Wir fanden bald einen breiteren Weg und wanderten in traulichem Geplauder nach dem Dorfe; aber noch eh wir dasselbe erreichten, hatten wir uns unbewußt zu duzen angefangen, was wir als Blutsverwandte auch füglich tun durften. Das erste Haus, an dem wir vorübergingen, war das meines verstorbenen Oheimes; aber es waren fremde Leute darin, seine Kinder waren zerstoben. Kleine fremde Kinder liefen uns nach und riefen: »Die Amerikanerin!« Einige boten ihr ehrfürchtig die Hand, und sie schenkte ihnen kleine Münzen. Als wir bei ihrem Hause vorbeikamen, standen wir einen Augenblick still. Der jetzige Besitzer hatte es umgebaut, aber der schöne Baumgarten, wo sie einst Äpfel pflückte, stand unverändert. Sie warf nur einen halben Blick auf mich, schlug ihn dann nieder und errötete sanft, indem sie eilig weiterschritt. Da sah ich, daß dieses Weib, das die Meere durchschifft, sich in einer neuen werdenden Welt herumgetrieben und zehn Jahre älter geworden, zarter und besser war als in der Jugend und in der stillen Heimat.

Das nennt man Rasse, würden rohe Sportsleute sagen! dachte ich bei dem lieblichen Anblick.

Im Wirtshause angekommen, wunderte ich mich, mit welcher Umsicht und geräuschlosen Sorgfalt, mit wenig Worten, sie eine gute Bewirtung anzuordnen wußte und so aufmerksam für mich sorgte, wie ein Hausmütterchen. Das ließ mich vermuten, daß sie in Amerika ihre Zeit in Städten und guten Häusern zugebracht habe; allein die Erzählungen und Schilderungen ihres Schicksals, die sie während des Nachtessens mit anmutiger Laune mir sowohl als den mit zuhorchenden Wirtsleuten zum besten gab, deuteten im Gegenteil darauf hin, daß sie im Kampfe mit der Not der Menschen, und indem sie ihre Auswanderungsgenossen geradezu erziehen und zusammenhalten mußte, sich selbst notgedrungen veredelt und höher gehoben hatte.

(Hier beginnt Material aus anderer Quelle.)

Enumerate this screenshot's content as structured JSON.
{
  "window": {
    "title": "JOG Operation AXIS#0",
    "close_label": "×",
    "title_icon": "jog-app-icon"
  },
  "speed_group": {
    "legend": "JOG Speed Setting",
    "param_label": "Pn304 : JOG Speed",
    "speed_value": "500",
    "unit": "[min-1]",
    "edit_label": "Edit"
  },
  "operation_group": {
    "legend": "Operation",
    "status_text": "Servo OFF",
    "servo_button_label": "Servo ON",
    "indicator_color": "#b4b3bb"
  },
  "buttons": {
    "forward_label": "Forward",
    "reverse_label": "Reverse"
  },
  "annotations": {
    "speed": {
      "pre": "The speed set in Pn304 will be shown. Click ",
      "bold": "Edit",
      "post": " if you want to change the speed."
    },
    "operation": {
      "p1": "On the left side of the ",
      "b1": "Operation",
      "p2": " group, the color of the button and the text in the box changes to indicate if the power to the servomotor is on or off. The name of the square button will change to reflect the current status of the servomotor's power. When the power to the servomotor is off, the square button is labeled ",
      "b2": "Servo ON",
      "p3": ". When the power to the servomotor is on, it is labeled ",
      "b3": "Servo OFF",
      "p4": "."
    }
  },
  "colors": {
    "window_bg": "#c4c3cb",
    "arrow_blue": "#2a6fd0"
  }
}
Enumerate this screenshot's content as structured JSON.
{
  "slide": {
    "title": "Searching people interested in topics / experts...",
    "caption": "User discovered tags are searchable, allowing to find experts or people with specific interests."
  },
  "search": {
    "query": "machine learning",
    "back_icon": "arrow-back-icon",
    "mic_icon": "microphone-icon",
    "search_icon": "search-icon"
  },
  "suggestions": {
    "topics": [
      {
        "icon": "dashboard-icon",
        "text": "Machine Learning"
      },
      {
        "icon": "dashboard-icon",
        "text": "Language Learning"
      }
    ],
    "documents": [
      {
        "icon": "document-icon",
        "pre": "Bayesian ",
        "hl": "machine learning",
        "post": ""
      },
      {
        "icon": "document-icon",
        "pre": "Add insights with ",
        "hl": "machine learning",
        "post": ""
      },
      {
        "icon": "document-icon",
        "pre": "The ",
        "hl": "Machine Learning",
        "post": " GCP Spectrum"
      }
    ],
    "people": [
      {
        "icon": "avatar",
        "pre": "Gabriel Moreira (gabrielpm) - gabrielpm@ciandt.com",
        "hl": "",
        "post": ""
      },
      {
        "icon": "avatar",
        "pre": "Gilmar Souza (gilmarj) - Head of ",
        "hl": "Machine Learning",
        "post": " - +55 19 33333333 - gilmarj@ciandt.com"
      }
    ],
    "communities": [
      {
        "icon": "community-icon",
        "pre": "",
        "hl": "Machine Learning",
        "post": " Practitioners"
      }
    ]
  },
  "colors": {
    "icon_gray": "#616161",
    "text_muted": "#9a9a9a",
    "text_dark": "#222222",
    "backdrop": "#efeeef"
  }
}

Als sie nämlich mit ihren Landsleuten an Ort und Stelle der Ansiedlung gelangt und andere dazu gestoßen waren, zeigte sich fast die ganze Gesellschaft als nicht ausdauernd und ungeschickt bei Widerwärtigkeiten, sowie sich auch die übrigen Eigenschaften, welche die Auswanderung veranlaßt, nicht sogleich verloren. Judith, als die meisten Mittel besitzend, hatte den größten Teil des Bodens angekauft; sie ließ jedoch ihr Land von den andern benutzen und begnügte sich, eine Art Handelskontor für die verschiedenen Bedürfnisse der kleinen Kolonie zu führen. Wie sie aber sah, daß die Genossen sie am Schaden ließen und sie verarmen würde, änderte sie das Verfahren. Sie zog ihr Land wieder an sich, ließ es um den Tagelohn von denen bearbeiten, die für eigene Rechnung zu träg dazu gewesen, und so brachte sie alle miteinander dazu, sich zu rühren. Sie setzte den Weibern die Köpfe zurecht, pflegte die kranken Kinder und erzog die gesunden, kurz, der Selbsterhaltungstrieb war mit einer großen Opferfähigkeit so glücklich in ihr gemischt, daß sie die Leute und mit ihnen sich selbst so lange über Wasser hielt, bis ein bedeutender Verbindungsweg in die Nähe der Ansiedlung kam und mit demselben eine wachsende Zahl von kräftigeren Elementen, die schon geschult waren, so daß zusehends die Wendung zum Bessern für alle eintrat. Während der ganzen Zeit aber hatte sie die Bewerbungen um ihre Person abzuwehren, was sie mehr im Scherze andeutete, als ernsthaft erwähnte; zeitweise, wenn gefährliche Abenteurer sich herbeimachten und die Sicherheit bedrohten, hielt sie sich sogar Waffen und verließ sich nur auf sich selber.